Le CDJM constate que dans sa saisine, M. Sadoudi confirme qu’après une mise en disponibilité temporaire, il est actuellement chargé de mission auprès de la direction de la police municipale. Les termes repris de la réponse du service de presse de la municipalité (« Il pilote les créations de postes de proximité ») sont exacts.
Dans son article, le journaliste ajoute : « Quatre ouvertures sont en projet dans la cité phocéenne. Si officiellement, Sadoudi n’a pas de rôle managérial ou décisionnel sur la gestion du personnel, des agents constatent son influence grandissante. De là à en faire le numéro trois de la hiérarchie ? » Si le CDJM regrette l’utilisation de la forme interrogative, qui suggère sans l’affirmer clairement un rôle de « numéro trois », il ne constate pas d’inexactitude concernant la situation professionnelle actuelle de M. Sadoudi.
➔ Concernant son passé professionnel, le requérant affirme : « Le journaliste qualifie mon parcours professionnel de “chaotique” et affirme que mon aventure entrepreneuriale se serait conclue par une faillite. C’est une présentation totalement erronée. En réalité, j’étais en location-gérance d’un établissement, et je n’ai pas souhaité lever l’option d’achat du fonds de commerce, d’une valeur de 220 000 euros. Le propriétaire a donc récupéré la gestion de son bien. Ces informations sont facilement vérifiables. »

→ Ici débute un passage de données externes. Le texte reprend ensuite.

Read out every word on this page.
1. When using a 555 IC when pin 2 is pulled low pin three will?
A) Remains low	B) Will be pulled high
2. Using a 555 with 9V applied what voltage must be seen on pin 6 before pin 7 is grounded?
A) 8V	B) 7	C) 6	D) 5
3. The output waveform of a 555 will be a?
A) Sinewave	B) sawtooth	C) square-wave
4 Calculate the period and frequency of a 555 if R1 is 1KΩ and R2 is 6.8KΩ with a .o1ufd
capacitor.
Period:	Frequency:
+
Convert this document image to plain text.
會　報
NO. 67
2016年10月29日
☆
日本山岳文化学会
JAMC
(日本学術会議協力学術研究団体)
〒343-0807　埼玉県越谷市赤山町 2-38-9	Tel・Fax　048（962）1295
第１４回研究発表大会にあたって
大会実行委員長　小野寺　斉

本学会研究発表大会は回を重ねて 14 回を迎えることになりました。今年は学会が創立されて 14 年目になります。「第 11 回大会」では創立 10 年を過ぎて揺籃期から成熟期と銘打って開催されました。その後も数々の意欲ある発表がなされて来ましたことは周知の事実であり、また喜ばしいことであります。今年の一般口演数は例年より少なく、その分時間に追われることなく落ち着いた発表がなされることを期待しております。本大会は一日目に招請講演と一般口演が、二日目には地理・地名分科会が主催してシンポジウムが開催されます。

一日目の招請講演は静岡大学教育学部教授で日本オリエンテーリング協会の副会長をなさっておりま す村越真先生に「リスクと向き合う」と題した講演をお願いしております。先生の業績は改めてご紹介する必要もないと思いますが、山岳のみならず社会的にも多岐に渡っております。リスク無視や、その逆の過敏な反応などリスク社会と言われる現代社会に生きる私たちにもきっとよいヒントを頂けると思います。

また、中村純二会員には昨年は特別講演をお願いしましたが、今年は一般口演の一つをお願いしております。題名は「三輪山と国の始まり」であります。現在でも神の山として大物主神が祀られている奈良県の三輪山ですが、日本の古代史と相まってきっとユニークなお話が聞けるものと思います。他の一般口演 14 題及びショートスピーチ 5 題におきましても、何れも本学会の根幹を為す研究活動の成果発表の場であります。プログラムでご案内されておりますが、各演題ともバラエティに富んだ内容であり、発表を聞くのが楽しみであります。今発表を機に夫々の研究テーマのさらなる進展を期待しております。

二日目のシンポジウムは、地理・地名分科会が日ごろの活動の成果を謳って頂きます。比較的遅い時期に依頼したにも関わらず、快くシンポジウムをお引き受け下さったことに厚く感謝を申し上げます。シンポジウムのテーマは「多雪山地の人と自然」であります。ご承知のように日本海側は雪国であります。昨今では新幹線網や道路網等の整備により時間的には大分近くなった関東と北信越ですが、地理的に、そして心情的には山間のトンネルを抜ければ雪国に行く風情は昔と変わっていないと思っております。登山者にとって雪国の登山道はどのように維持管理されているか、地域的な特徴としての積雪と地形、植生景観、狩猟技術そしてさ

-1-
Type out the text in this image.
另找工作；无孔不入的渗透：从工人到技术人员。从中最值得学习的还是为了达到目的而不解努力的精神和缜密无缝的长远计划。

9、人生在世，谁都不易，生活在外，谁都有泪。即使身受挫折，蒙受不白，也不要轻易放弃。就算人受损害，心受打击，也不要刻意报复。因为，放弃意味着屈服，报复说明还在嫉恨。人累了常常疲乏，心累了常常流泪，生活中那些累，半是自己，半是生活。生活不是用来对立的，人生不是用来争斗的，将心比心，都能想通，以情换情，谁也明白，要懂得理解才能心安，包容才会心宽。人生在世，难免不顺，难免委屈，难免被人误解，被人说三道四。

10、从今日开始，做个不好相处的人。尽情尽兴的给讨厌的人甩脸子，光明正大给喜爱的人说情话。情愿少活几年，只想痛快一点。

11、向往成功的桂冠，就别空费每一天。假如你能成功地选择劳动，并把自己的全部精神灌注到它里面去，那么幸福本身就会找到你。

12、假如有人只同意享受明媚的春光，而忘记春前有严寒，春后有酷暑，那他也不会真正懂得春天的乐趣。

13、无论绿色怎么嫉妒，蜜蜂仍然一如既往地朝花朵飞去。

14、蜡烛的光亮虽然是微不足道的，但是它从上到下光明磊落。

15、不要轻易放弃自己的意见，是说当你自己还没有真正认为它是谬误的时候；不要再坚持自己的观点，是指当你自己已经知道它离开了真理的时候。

Dans l’article, il est précisément écrit : « Le parcours professionnel d’Aomar Sadoudi est chaotique. Après un premier passage à la police municipale, il a dirigé un débit de boissons, le Bar de l’Arrêt, situé 71, avenue Saint-Antoine, dans le XVe arrondissement de Marseille. Selon nos informations, cette aventure entrepreneuriale se serait conclue par une faillite et il aurait transféré sa licence. »
Même si on peut la juger excessive, pour le CDJM, l’utilisation du terme “chaotique” pour décrire le parcours professionnel de M.Sadoudi, qui s’est mis en disponibilité pour diriger un débit de boissons avant de revenir dans la police municipale, est une appréciation qui relève de la liberté rédactionnelle du journaliste.

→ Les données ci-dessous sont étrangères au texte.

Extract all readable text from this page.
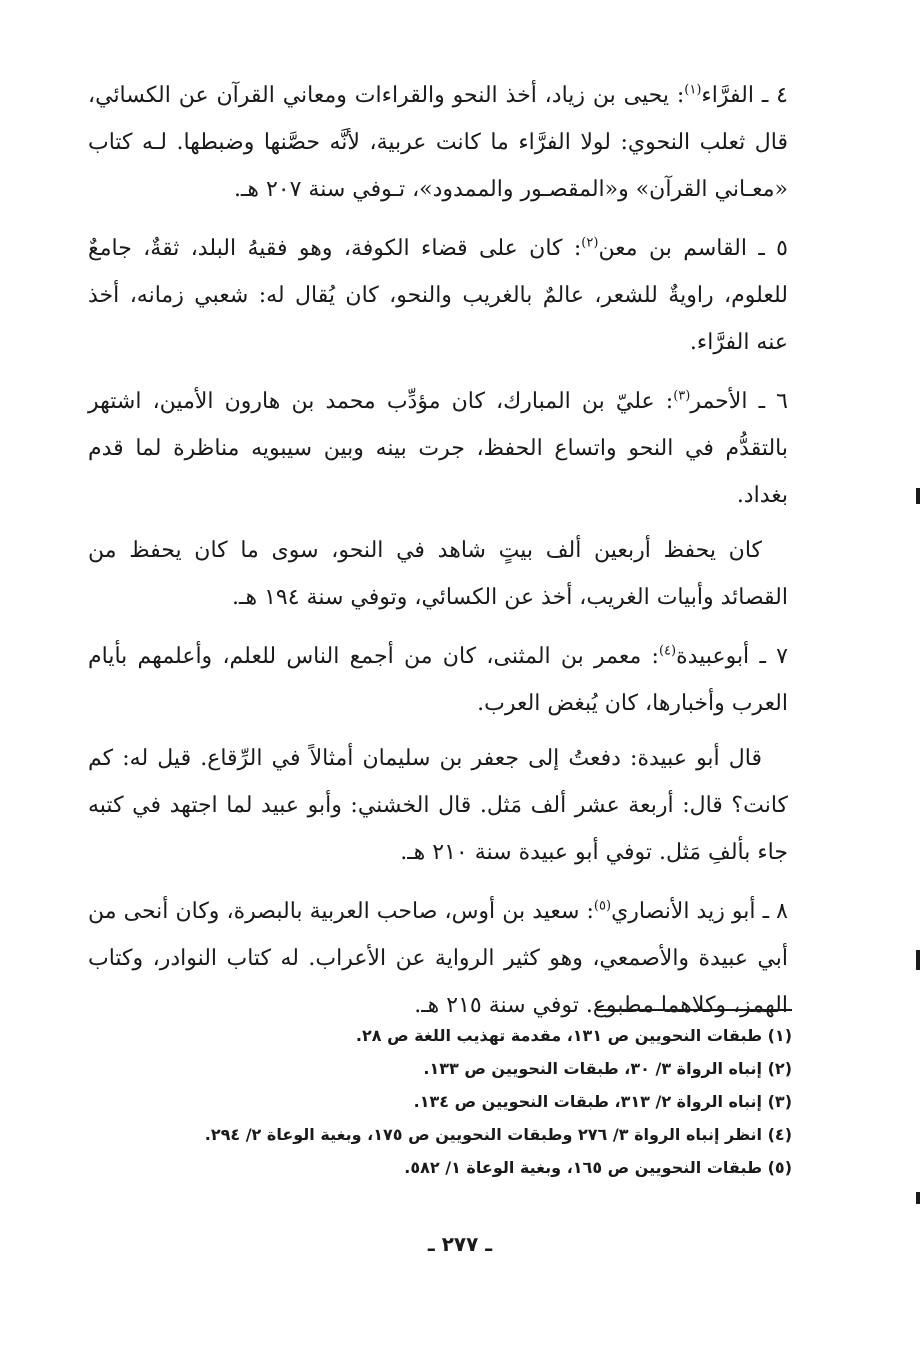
٤ ـ الفرَّاء$^{(١)}$: يحيى بن زياد، أخذ النحو والقراءات ومعاني القرآن عن الكسائي، قال ثعلب النحوي: لولا الفرَّاء ما كانت عربية، لأنَّه حصَّنها وضبطها. لـه كتاب «معـاني القرآن» و«المقصـور والممدود»، تـوفي سنة ٢٠٧ هـ.

٥ ـ القاسم بن معن$^{(٢)}$: كان على قضاء الكوفة، وهو فقيهُ البلد، ثقةٌ، جامعٌ للعلوم، راويةٌ للشعر، عالمٌ بالغريب والنحو، كان يُقال له: شعبي زمانه، أخذ عنه الفرَّاء.

٦ ـ الأحمر$^{(٣)}$: عليّ بن المبارك، كان مؤدِّب محمد بن هارون الأمين، اشتهر بالتقدُّم في النحو واتساع الحفظ، جرت بينه وبين سيبويه مناظرة لما قدم بغداد.

كان يحفظ أربعين ألف بيتٍ شاهد في النحو، سوى ما كان يحفظ من القصائد وأبيات الغريب، أخذ عن الكسائي، وتوفي سنة ١٩٤ هـ.

٧ ـ أبوعبيدة$^{(٤)}$: معمر بن المثنى، كان من أجمع الناس للعلم، وأعلمهم بأيام العرب وأخبارها، كان يُبغض العرب.

قال أبو عبيدة: دفعتُ إلى جعفر بن سليمان أمثالاً في الرِّقاع. قيل له: كم كانت؟ قال: أربعة عشر ألف مَثل. قال الخشني: وأبو عبيد لما اجتهد في كتبه جاء بألفِ مَثل. توفي أبو عبيدة سنة ٢١٠ هـ.

٨ ـ أبو زيد الأنصاري$^{(٥)}$: سعيد بن أوس، صاحب العربية بالبصرة، وكان أنحى من أبي عبيدة والأصمعي، وهو كثير الرواية عن الأعراب. له كتاب النوادر، وكتاب الهمز، وكلاهما مطبوع. توفي سنة ٢١٥ هـ.

(١) طبقات النحويين ص ١٣١، مقدمة تهذيب اللغة ص ٢٨.
(٢) إنباه الرواة ٣/ ٣٠، طبقات النحويين ص ١٣٣.
(٣) إنباه الرواة ٢/ ٣١٣، طبقات النحويين ص ١٣٤.
(٤) انظر إنباه الرواة ٣/ ٢٧٦ وطبقات النحويين ص ١٧٥، وبغية الوعاة ٢/ ٢٩٤.
(٥) طبقات النحويين ص ١٦٥، وبغية الوعاة ١/ ٥٨٢.
ـ ٢٧٧ ـ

Concernant la supposée faillite, le CDJM remarque que la simple consultation des nombreuses bases de données d’entreprises, comme par exemple L’annuaire des entreprises, permet de constater en quelques secondes que l’entreprise en question (Bar de l’Arrêt, SAS dont le président est Aomar Sadoudi) est toujours en activité et n’a fait l’objet d’aucune procédure. La formule « selon nos informations, cette aventure entrepreneuriale se serait conclue par une faillite » suggère un travail d’enquête. L’utilisation du conditionnel ne peut exonérer le journaliste d’une vérification aussi simple à effectuer. Sur ce point, il y a non-respect de l’exactitude et de la véracité.
➔ Concernant l’évocation, dans l’article, de la société MGR Sécurité dont M. Sadoudi « est le dirigeant ». Le requérant affirme n’avoir « jamais exercé d’activité via cette société » et que « le service presse de la mairie a pourtant précisé que j’avais entamé des démarches pour l’immatriculation de cette société, sans aller au bout de la procédure d’agrément auprès du CNAPS, car je prévoyais de réintégrer mes fonctions dans l’administration ».

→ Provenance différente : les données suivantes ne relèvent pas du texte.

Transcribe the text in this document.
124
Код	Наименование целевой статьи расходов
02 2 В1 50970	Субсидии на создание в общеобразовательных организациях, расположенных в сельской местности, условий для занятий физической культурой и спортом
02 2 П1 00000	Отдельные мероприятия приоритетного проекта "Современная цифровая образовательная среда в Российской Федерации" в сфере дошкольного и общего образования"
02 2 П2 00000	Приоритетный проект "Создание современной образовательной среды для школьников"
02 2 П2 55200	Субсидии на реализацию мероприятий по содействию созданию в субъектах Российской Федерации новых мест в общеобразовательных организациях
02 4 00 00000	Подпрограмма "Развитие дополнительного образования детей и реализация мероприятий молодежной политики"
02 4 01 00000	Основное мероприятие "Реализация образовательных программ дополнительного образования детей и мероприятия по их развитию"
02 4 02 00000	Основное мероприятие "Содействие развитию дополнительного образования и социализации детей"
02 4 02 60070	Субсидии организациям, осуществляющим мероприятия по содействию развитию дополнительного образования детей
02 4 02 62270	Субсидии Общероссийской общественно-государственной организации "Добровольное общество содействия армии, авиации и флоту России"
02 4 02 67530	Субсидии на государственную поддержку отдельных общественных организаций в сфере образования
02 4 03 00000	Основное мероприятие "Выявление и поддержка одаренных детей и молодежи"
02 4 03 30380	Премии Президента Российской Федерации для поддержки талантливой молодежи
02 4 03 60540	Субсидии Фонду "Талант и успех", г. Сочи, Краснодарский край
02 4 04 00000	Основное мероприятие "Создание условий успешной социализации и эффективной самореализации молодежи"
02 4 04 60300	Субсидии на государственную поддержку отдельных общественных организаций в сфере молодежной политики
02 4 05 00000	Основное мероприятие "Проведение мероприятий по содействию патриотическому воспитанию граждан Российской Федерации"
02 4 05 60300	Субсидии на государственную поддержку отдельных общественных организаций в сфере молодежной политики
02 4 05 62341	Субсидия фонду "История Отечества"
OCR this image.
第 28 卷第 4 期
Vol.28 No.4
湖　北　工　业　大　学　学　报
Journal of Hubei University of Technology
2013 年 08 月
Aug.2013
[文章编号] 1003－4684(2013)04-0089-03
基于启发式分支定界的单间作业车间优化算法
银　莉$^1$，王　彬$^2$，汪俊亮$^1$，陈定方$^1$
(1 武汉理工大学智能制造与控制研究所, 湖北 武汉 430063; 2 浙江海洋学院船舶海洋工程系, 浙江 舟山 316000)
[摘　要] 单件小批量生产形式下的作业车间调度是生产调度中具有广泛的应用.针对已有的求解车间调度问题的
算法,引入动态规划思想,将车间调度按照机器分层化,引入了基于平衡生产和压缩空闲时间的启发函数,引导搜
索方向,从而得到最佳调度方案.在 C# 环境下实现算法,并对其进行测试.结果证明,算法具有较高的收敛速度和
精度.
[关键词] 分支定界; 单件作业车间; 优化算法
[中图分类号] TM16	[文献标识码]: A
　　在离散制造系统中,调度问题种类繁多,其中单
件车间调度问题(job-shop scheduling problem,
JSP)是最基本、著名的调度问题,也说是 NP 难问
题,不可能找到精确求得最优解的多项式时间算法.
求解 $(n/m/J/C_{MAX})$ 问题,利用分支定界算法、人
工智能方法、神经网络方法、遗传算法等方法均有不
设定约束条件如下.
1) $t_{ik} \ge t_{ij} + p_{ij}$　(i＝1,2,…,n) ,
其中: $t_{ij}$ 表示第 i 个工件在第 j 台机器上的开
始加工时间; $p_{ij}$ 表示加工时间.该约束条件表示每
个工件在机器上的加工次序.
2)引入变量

L’extrait contesté de l’article est le suivant : « Il apparaît également sur Societe.com, un site d’information sur les entreprises, qu’il [M. Sadoudi] est le dirigeant d’une société de sécurité privée, MGR Sécurité, depuis le 26 septembre 2023. Elle est spécialisée dans la protection des biens, des personnes et des sites sensibles, la gestion des risques, la sécurité événementielle et le transport sécurisé. Du côté de la Mairie, on nie l’existence de cette structure, en dépit de son inscription sur le site. Une activité, si elle est avérée, incompatible avec son poste actuel. »
Le CDJM constate que la société MGR Sécurité, dont M. Sadoudi est l’actionnaire, existe et qu’elle était officiellement active à la date de l’article (c’est-à-dire susceptible d’avoir une activité). En l’absence de réponse du média, le CDJM ne peut pas trancher sur le contenu exact de la réponse du service de presse. A-t-il nié « l’existence de cette société », ce qu’écrit le journaliste, ou a-t-il évoqué « des démarches pour l’immatriculation de cette société, sans aller au bout de la procédure d’agrément », ce qu’écrit le requérant ? Le journaliste ne commet pas une erreur en évoquant l’existence de cette société (qui a depuis été liquidée, en date du 27 août 2025).
➔ Concernant l’évocation de son parcours politique, M. Sadoudi s’inscrit en faux contre l’affirmation selon laquelle il n’aurait pas « laissé un souvenir impérissable, selon l’un de ses ex-collègues, décrivant un homme “virulent” » et dénonce des « affirmations mensongères [qui] reposent sur des sources non identifiées ». Il dément avoir rallié le groupe Printemps marseillais, « ce qui est totalement faux » et écrit qu’« à ce jour, [il] n’adhère à aucun parti politique ».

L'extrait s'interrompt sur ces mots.